Mali : tensions accrues avec les attaques du Jnim sur Bamako et manantali

Blocus accrus du Jnim : Bamako et Manantali sous pression

Au Mali, le groupe jihadiste Jnim, affilié à al-Qaïda, intensifie son offensive en étendant son blocus économique sur la capitale Bamako. Le week-end dernier, une dizaine d’autocars ont été incendiés sur l’axe Ségou-Bamako, l’un des principaux axes logistiques reliant l’est du pays à la ville. Parallèlement, des infrastructures électriques liées au barrage de Manantali, situé dans la région de Kayes, ont été ciblées et endommagées. Malgré les efforts de l’armée malienne, le pays subit un étau économique de plus en plus serré.

Manantali : un barrage stratégique au cœur des tensions

La destruction des équipements de Manantali n’est pas un hasard. Ce barrage hydroélectrique, géré en partenariat avec la Mauritanie et le Sénégal via l’Organisation pour la mise en valeur du fleuve Sénégal (OMVS), représente un pilier du réseau électrique malien. En s’attaquant à ses lignes d’évacuation, le Jnim ne se limite plus aux forces armées : il fragilise directement l’économie urbaine, provoquant des coupures qui paralysent services publics, commerces et industries.

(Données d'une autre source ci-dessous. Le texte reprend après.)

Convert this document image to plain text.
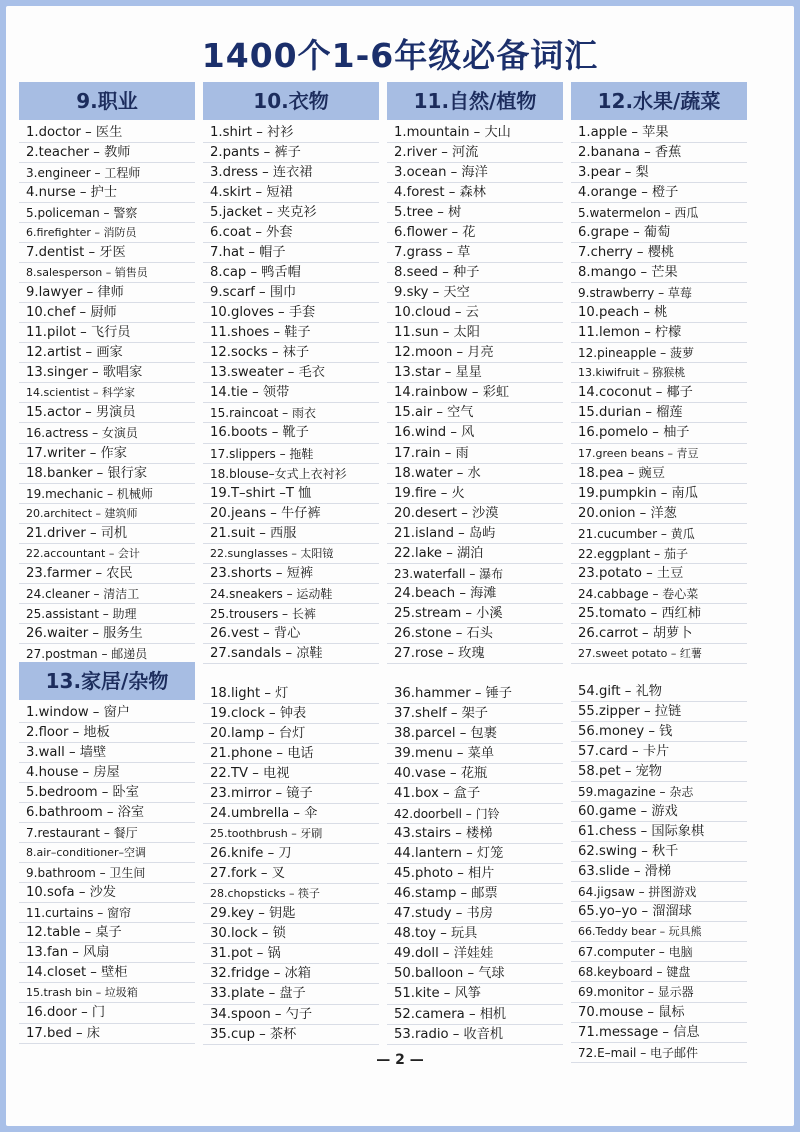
1400个1-6年级必备词汇
9.职业
1.doctor – 医生
2.teacher – 教师
3.engineer – 工程师
4.nurse – 护士
5.policeman – 警察
6.firefighter – 消防员
7.dentist – 牙医
8.salesperson – 销售员
9.lawyer – 律师
10.chef – 厨师
11.pilot – 飞行员
12.artist – 画家
13.singer – 歌唱家
14.scientist – 科学家
15.actor – 男演员
16.actress – 女演员
17.writer – 作家
18.banker – 银行家
19.mechanic – 机械师
20.architect – 建筑师
21.driver – 司机
22.accountant – 会计
23.farmer – 农民
24.cleaner – 清洁工
25.assistant – 助理
26.waiter – 服务生
27.postman – 邮递员
10.衣物
1.shirt – 衬衫
2.pants – 裤子
3.dress – 连衣裙
4.skirt – 短裙
5.jacket – 夹克衫
6.coat – 外套
7.hat – 帽子
8.cap – 鸭舌帽
9.scarf – 围巾
10.gloves – 手套
11.shoes – 鞋子
12.socks – 袜子
13.sweater – 毛衣
14.tie – 领带
15.raincoat – 雨衣
16.boots – 靴子
17.slippers – 拖鞋
18.blouse–女式上衣衬衫
19.T–shirt –T 恤
20.jeans – 牛仔裤
21.suit – 西服
22.sunglasses – 太阳镜
23.shorts – 短裤
24.sneakers – 运动鞋
25.trousers – 长裤
26.vest – 背心
27.sandals – 凉鞋
11.自然/植物
1.mountain – 大山
2.river – 河流
3.ocean – 海洋
4.forest – 森林
5.tree – 树
6.flower – 花
7.grass – 草
8.seed – 种子
9.sky – 天空
10.cloud – 云
11.sun – 太阳
12.moon – 月亮
13.star – 星星
14.rainbow – 彩虹
15.air – 空气
16.wind – 风
17.rain – 雨
18.water – 水
19.fire – 火
20.desert – 沙漠
21.island – 岛屿
22.lake – 湖泊
23.waterfall – 瀑布
24.beach – 海滩
25.stream – 小溪
26.stone – 石头
27.rose – 玫瑰
12.水果/蔬菜
1.apple – 苹果
2.banana – 香蕉
3.pear – 梨
4.orange – 橙子
5.watermelon – 西瓜
6.grape – 葡萄
7.cherry – 樱桃
8.mango – 芒果
9.strawberry – 草莓
10.peach – 桃
11.lemon – 柠檬
12.pineapple – 菠萝
13.kiwifruit – 猕猴桃
14.coconut – 椰子
15.durian – 榴莲
16.pomelo – 柚子
17.green beans – 青豆
18.pea – 豌豆
19.pumpkin – 南瓜
20.onion – 洋葱
21.cucumber – 黄瓜
22.eggplant – 茄子
23.potato – 土豆
24.cabbage – 卷心菜
25.tomato – 西红柿
26.carrot – 胡萝卜
27.sweet potato – 红薯
13.家居/杂物
1.window – 窗户
2.floor – 地板
3.wall – 墙壁
4.house – 房屋
5.bedroom – 卧室
6.bathroom – 浴室
7.restaurant – 餐厅
8.air–conditioner–空调
9.bathroom – 卫生间
10.sofa – 沙发
11.curtains – 窗帘
12.table – 桌子
13.fan – 风扇
14.closet – 壁柜
15.trash bin – 垃圾箱
16.door – 门
17.bed – 床
18.light – 灯
19.clock – 钟表
20.lamp – 台灯
21.phone – 电话
22.TV – 电视
23.mirror – 镜子
24.umbrella – 伞
25.toothbrush – 牙刷
26.knife – 刀
27.fork – 叉
28.chopsticks – 筷子
29.key – 钥匙
30.lock – 锁
31.pot – 锅
32.fridge – 冰箱
33.plate – 盘子
34.spoon – 勺子
35.cup – 茶杯
36.hammer – 锤子
37.shelf – 架子
38.parcel – 包裹
39.menu – 菜单
40.vase – 花瓶
41.box – 盒子
42.doorbell – 门铃
43.stairs – 楼梯
44.lantern – 灯笼
45.photo – 相片
46.stamp – 邮票
47.study – 书房
48.toy – 玩具
49.doll – 洋娃娃
50.balloon – 气球
51.kite – 风筝
52.camera – 相机
53.radio – 收音机
54.gift – 礼物
55.zipper – 拉链
56.money – 钱
57.card – 卡片
58.pet – 宠物
59.magazine – 杂志
60.game – 游戏
61.chess – 国际象棋
62.swing – 秋千
63.slide – 滑梯
64.jigsaw – 拼图游戏
65.yo–yo – 溜溜球
66.Teddy bear – 玩具熊
67.computer – 电脑
68.keyboard – 键盘
69.monitor – 显示器
70.mouse – 鼠标
71.message – 信息
72.E–mail – 电子邮件
— 2 —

Cette stratégie s’inscrit dans une logique plus large, marquée par des attaques répétées contre les convois de carburant en provenance du Sénégal et de la Côte d’Ivoire. L’objectif des jihadistes ? Exploiter les pénuries pour saper la légitimité des autorités de transition dirigées par le général Assimi Goïta. Bamako, jusqu’ici relativement épargnée, devient le théâtre d’une bataille d’usure.

Réactions militaires et défis logistiques

L’armée malienne riposte en multipliant les opérations terrestres et aériennes. Des escortes militaires ont permis, ces derniers jours, l’arrivée de centaines de camions-citernes à Bamako, atténuant temporairement les tensions dans les stations-service. Cependant, cette avancée reste fragile : chaque convoi mobilise des ressources colossales, et la sécurisation durable des routes nationales semble hors de portée à court terme.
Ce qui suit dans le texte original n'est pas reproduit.